8. Onder die omstandigheden is het Beroepscollege met het Tuchtcollege van oordeel dat
de feiten welke in deze aangelegenheid werden vastgesteld niet het oordeel kunnen
dragen, dat beklaagde ten onrechte appellant heeft verwezen naar diens eigen
dierenarts.
Slotsom
Gelet op de desbetreffende artikelen van de Wet op de uitoefening van de diergeneeskunde
1990, komt het Beroepscollege tot de slotsom dat de in beroep bestreden beslissing in stand dient te blijven.

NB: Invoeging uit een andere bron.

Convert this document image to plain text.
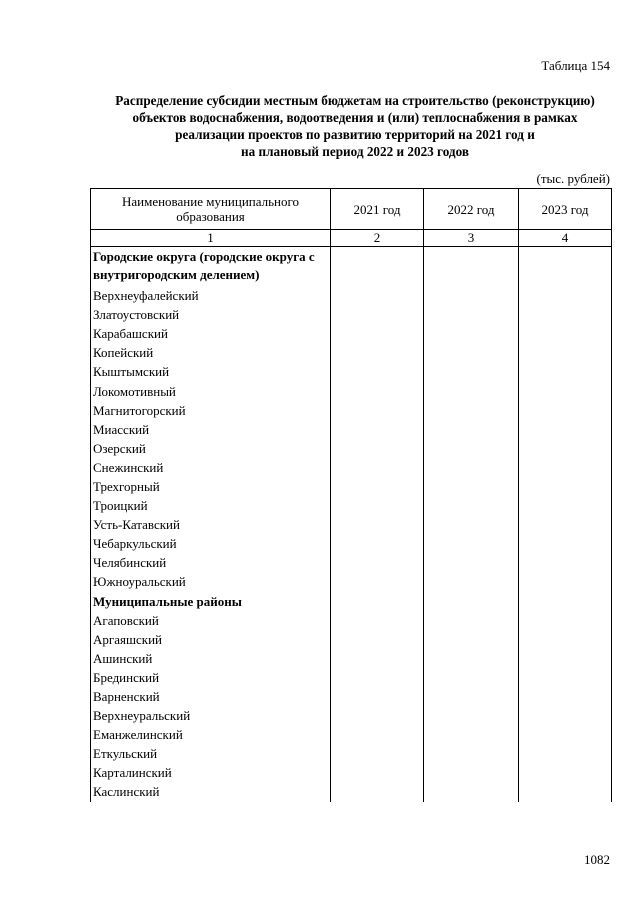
Таблица 154
Распределение субсидии местным бюджетам на строительство (реконструкцию)
объектов водоснабжения, водоотведения и (или) теплоснабжения в рамках
реализации проектов по развитию территорий на 2021 год и
на плановый период 2022 и 2023 годов
(тыс. рублей)
Наименование муниципального образования	2021 год	2022 год	2023 год
1	2	3	4
Городские округа (городские округа с внутригородским делением)			
Верхнеуфалейский			
Златоустовский			
Карабашский			
Копейский			
Кыштымский			
Локомотивный			
Магнитогорский			
Миасский			
Озерский			
Снежинский			
Трехгорный			
Троицкий			
Усть-Катавский			
Чебаркульский			
Челябинский			
Южноуральский			
Муниципальные районы			
Агаповский			
Аргаяшский			
Ашинский			
Брединский			
Варненский			
Верхнеуральский			
Еманжелинский			
Еткульский			
Карталинский			
Каслинский			
1082
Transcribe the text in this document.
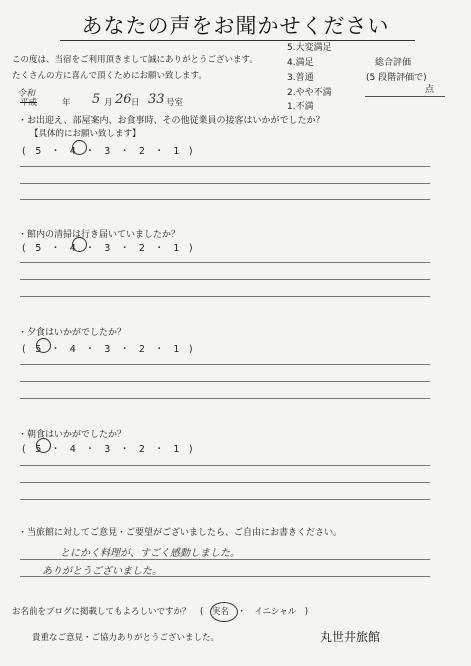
あなたの声をお聞かせください
この度は、当宿をご利用頂きまして誠にありがとうございます。
たくさんの方に喜んで頂くためにお願い致します。
5.大変満足
4.満足
3.普通
2.やや不満
1.不満
総合評価
(5 段階評価で)
点
令和
平成	年 5 月 26 日 33 号室
・お出迎え、部屋案内、お食事時、その他従業員の接客はいかがでしたか？
【具体的にお願い致します】
(　5　・　4　・　3　・　2　・　1　)
・館内の清掃は行き届いていましたか？
(　5　・　4　・　3　・　2　・　1　)
・夕食はいかがでしたか？
(　5　・　4　・　3　・　2　・　1　)
・朝食はいかがでしたか？
(　5　・　4　・　3　・　2　・　1　)
・当旅館に対してご意見・ご要望がございましたら、ご自由にお書きください。
とにかく料理が、すごく感動しました。
ありがとうございました。
お名前をブログに掲載してもよろしいですか？ (　実名　・　イニシャル　)
貴重なご意見・ご協力ありがとうございました。	丸世井旅館
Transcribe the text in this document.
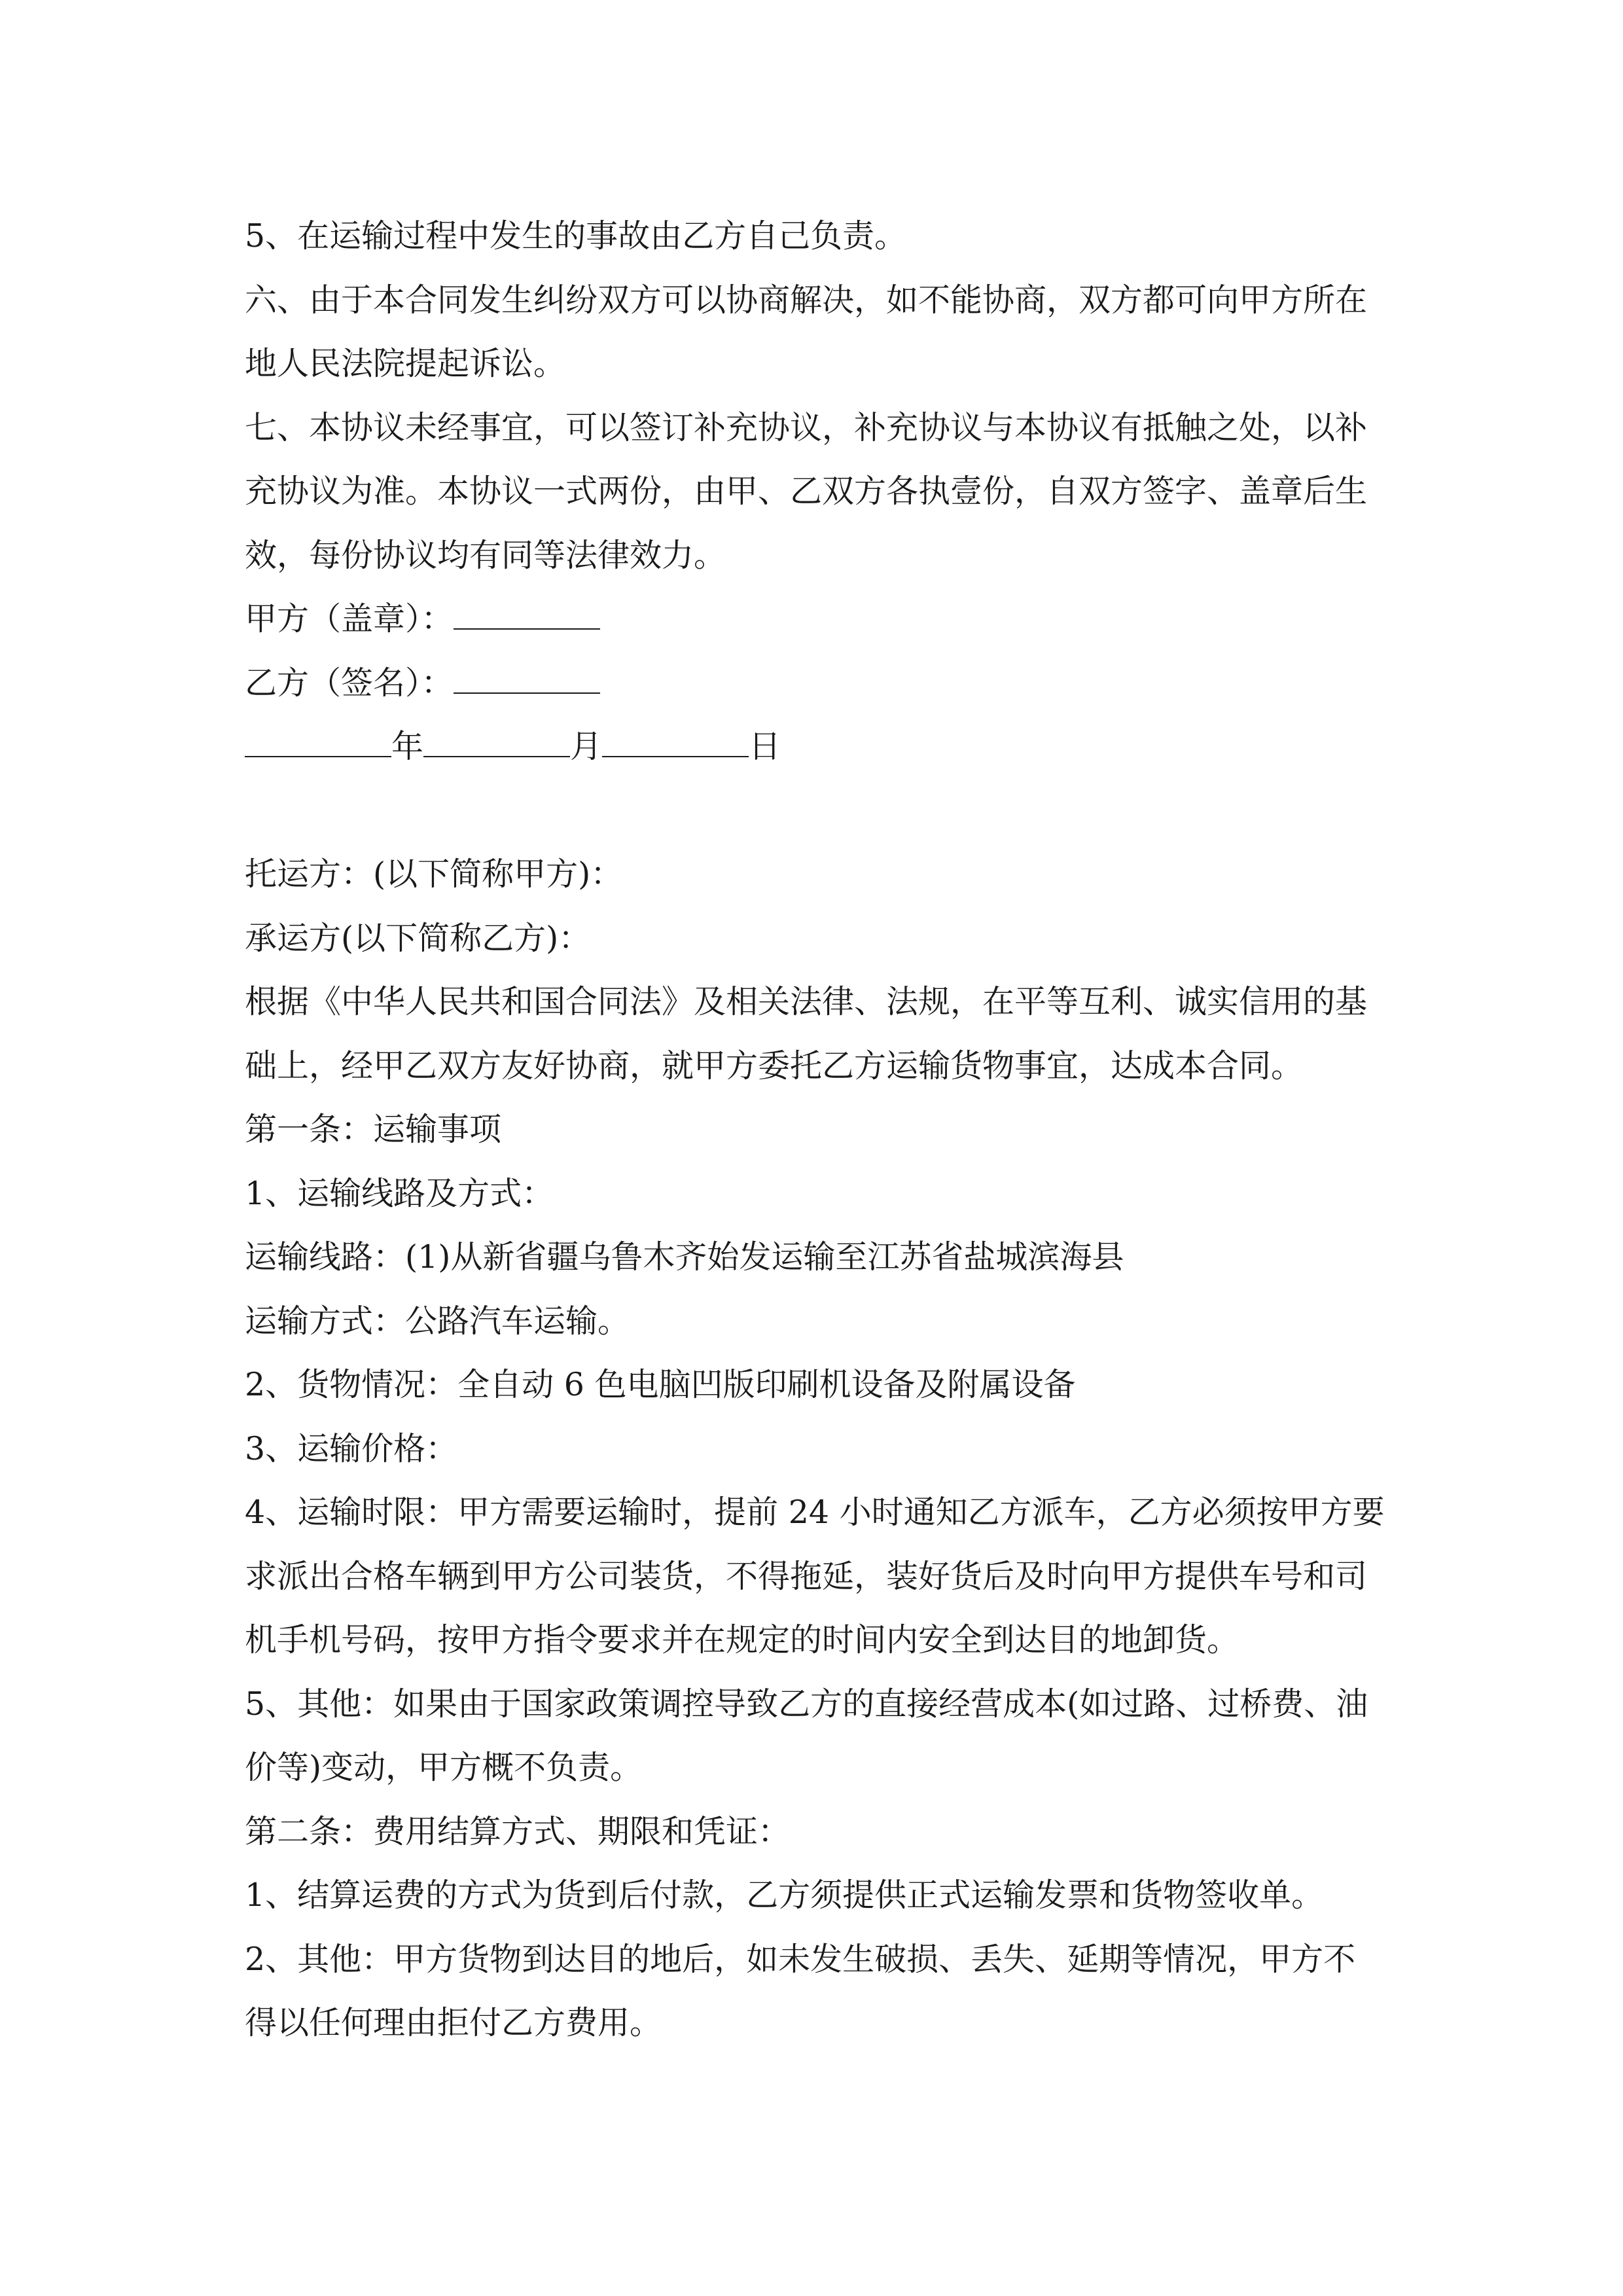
5、在运输过程中发生的事故由乙方自己负责。
六、由于本合同发生纠纷双方可以协商解决，如不能协商，双方都可向甲方所在
地人民法院提起诉讼。
七、本协议未经事宜，可以签订补充协议，补充协议与本协议有抵触之处，以补
充协议为准。本协议一式两份，由甲、乙双方各执壹份，自双方签字、盖章后生
效，每份协议均有同等法律效力。
甲方（盖章）：
乙方（签名）：
年	月	日
托运方：(以下简称甲方)：
承运方(以下简称乙方)：
根据《中华人民共和国合同法》及相关法律、法规，在平等互利、诚实信用的基
础上，经甲乙双方友好协商，就甲方委托乙方运输货物事宜，达成本合同。
第一条：运输事项
1、运输线路及方式：
运输线路：(1)从新省疆乌鲁木齐始发运输至江苏省盐城滨海县
运输方式：公路汽车运输。
2、货物情况：全自动 6 色电脑凹版印刷机设备及附属设备
3、运输价格：
4、运输时限：甲方需要运输时，提前 24 小时通知乙方派车，乙方必须按甲方要
求派出合格车辆到甲方公司装货，不得拖延，装好货后及时向甲方提供车号和司
机手机号码，按甲方指令要求并在规定的时间内安全到达目的地卸货。
5、其他：如果由于国家政策调控导致乙方的直接经营成本(如过路、过桥费、油
价等)变动，甲方概不负责。
第二条：费用结算方式、期限和凭证：
1、结算运费的方式为货到后付款，乙方须提供正式运输发票和货物签收单。
2、其他：甲方货物到达目的地后，如未发生破损、丢失、延期等情况，甲方不
得以任何理由拒付乙方费用。
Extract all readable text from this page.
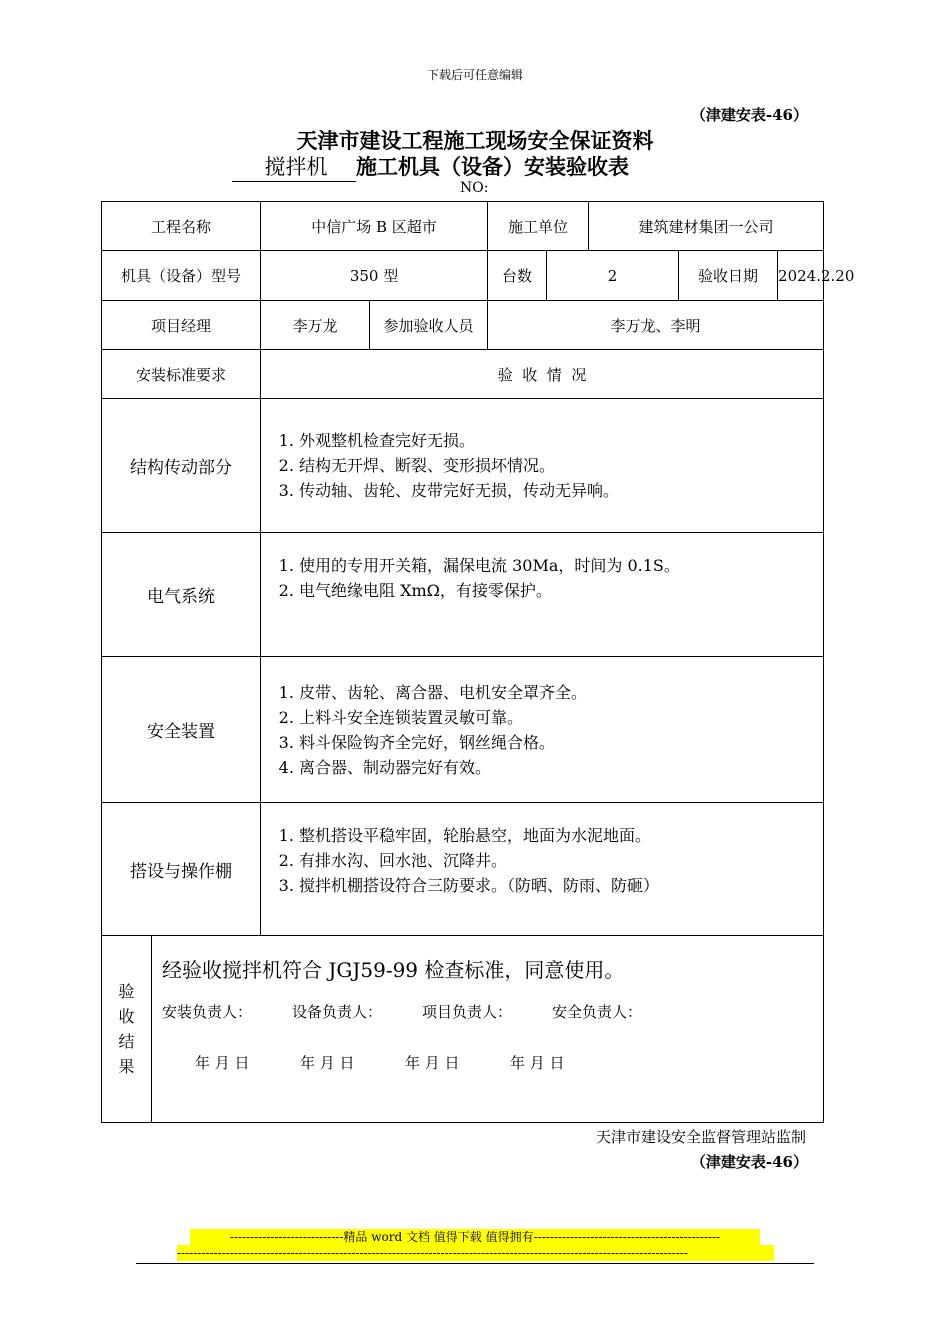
下载后可任意编辑
（津建安表-46）
天津市建设工程施工现场安全保证资料
搅拌机 施工机具（设备）安装验收表
NO:
工程名称	中信广场 B 区超市	施工单位	建筑建材集团一公司
机具（设备）型号	350 型	台数	2		验收日期	2024.2.20

项目经理	李万龙	参加验收人员	李万龙、李明
安装标准要求	验  收  情  况
结构传动部分	
1. 外观整机检查完好无损。
2. 结构无开焊、断裂、变形损坏情况。
3. 传动轴、齿轮、皮带完好无损，传动无异响。

电气系统	
1. 使用的专用开关箱，漏保电流 30Ma，时间为 0.1S。
2. 电气绝缘电阻 XmΩ，有接零保护。

安全装置	
1. 皮带、齿轮、离合器、电机安全罩齐全。
2. 上料斗安全连锁装置灵敏可靠。
3. 料斗保险钩齐全完好，钢丝绳合格。
4. 离合器、制动器完好有效。

搭设与操作棚	
1. 整机搭设平稳牢固，轮胎悬空，地面为水泥地面。
2. 有排水沟、回水池、沉降井。
3. 搅拌机棚搭设符合三防要求。（防晒、防雨、防砸）

验
收
结
果

经验收搅拌机符合 JGJ59-99 检查标准，同意使用。
安装负责人：	设备负责人：	项目负责人：	安全负责人：
年 月 日	年 月 日	年 月 日	年 月 日
天津市建设安全监督管理站监制
（津建安表-46）
----------------------------精品 word 文档 值得下载 值得拥有----------------------------------------------
------------------------------------------------------------------------------------------------------------------------------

Beslissing in hoger beroep
Het Veterinair Beroepscollege:
Verwerpt het beroep.
Aldus gewezen door de voorzitter prof. mr B.H. ter Kuile en de leden mr C.M. Wolters, dr
C.P C.M. Oomen, drs P.J. Goedhart (dierenarts) en drs G.H. van der Wal (dierenarts), in
tegenwoordigheid van mr Q.J.M. Kramer , secretaris en uitgesproken in het openbaar te 's-
Gravenhage op 5 september 1996 door de voorzitter voornoemd.